How many times have we heard cancer quacks say this, that the cancer is not the problem but rather a “symptom” of the “real” problem or a “protective reaction” to the real problem? German New Medicine, Robert O. Young’s acid-base woo, Andrea Moritz’s quackery, Hulda Clark’s claim that liver flukes cause cancer, or many other alternative cancer cures, it’s a common theme in cancer quackery to claim that the cancerous tumor is not the “true problem,” a theme that the daughter echoes at every turn.
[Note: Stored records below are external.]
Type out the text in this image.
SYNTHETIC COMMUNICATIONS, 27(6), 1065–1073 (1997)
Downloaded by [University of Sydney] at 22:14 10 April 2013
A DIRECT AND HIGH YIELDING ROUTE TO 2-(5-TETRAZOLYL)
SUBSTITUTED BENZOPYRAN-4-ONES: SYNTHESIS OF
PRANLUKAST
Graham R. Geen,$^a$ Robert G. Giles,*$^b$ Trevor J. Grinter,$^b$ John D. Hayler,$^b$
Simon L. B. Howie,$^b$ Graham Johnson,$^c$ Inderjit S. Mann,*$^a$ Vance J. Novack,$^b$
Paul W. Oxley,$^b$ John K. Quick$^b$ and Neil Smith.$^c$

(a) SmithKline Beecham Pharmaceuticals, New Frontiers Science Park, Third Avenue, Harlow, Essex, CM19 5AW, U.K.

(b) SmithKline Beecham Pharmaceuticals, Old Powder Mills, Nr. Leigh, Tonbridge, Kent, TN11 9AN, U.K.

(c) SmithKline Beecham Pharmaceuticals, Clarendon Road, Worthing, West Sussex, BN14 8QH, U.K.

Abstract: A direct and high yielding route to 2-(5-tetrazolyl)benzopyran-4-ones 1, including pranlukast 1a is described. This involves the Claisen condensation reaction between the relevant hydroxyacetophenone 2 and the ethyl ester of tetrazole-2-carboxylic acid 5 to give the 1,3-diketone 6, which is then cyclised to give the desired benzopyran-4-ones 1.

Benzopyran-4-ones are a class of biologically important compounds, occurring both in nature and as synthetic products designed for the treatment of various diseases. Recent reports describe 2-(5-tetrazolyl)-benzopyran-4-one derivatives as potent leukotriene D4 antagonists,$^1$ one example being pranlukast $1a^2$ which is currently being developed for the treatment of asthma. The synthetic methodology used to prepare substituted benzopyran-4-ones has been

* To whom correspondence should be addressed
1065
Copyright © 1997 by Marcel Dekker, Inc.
In the end, I have very mixed feelings here. As a cancer surgeon, I’ve made it very clear, particularly when it comes to Stanislaw Burzynski’s patients, that I don’t like to criticize cancer patients who choose quackery. I can completely understand why in their desperation they would be vulnerable to the blandishments of preachers of false hope. It’s ignorance and desperation, rather than ill intent. That resolve, however, wavers when I encounter a person like Jessica Ainscough. Think about it. She’s become a media figure in Australia because of her promotion of “natural” healing. She promotes Gerson therapy to cancer patients, and if you read the comments of some of her blog posts you will find people praising her for “changing their lives” by persuading them to choose “natural treatments” like the Gerson therapy (although how it is in any way “natural” to shoot coffee up one’s rectum has always evaded me). That means she might well have led cancer patients with potentially curable cancers to choose quackery instead of effective medicine, leading them to their deaths. Worst of all, her example led her mother, who, unlike her, appears to have had a very treatable, potentially curable breast cancer, to eschew surgery and other effective treatments, such as radiation and chemotherapy. The end result was a dead mother, while Jessica Ainscough saying:
I do want to say this though. I know some of you have cancer and are on Gerson Therapy or you love someone in this position, and I don’t want this news to deter you from believing in what you are doing. If there’s one thing I’ve learnt over the past few years it’s that no one cancer therapy is right for everyone, just the way no one diet is right for everyone. We all have different bodies, different minds, different histories, and different journeys.
As angry as this makes me, surprisingly I still don’t have it in my heart to be too hard on Ainscough. You might think that, seeing her mother die might have been a wake-up call that leads her to change the course she’s on, but I know human nature. She won’t. After all, if she admits that Gerson therapy is useless, even harmful, quackery that failed to save her mother, then she would be forced to acknowledge her role in the death of her mother. She would also be forced to accept that Gerson therapy can’t save her, either. These are both conclusions that Ainscough would likely find too painful to accept. On the other hand, such a jolt might be a good thing. She might not be beyond salvaging with a radical amputation. At the very least, it would be a very good thing if Jessica Ainscough stopped dissuading cancer patients from undertaking conventional therapy and persuading them to pursue the same self-destructive path that claimed her mother and is likely to claim her.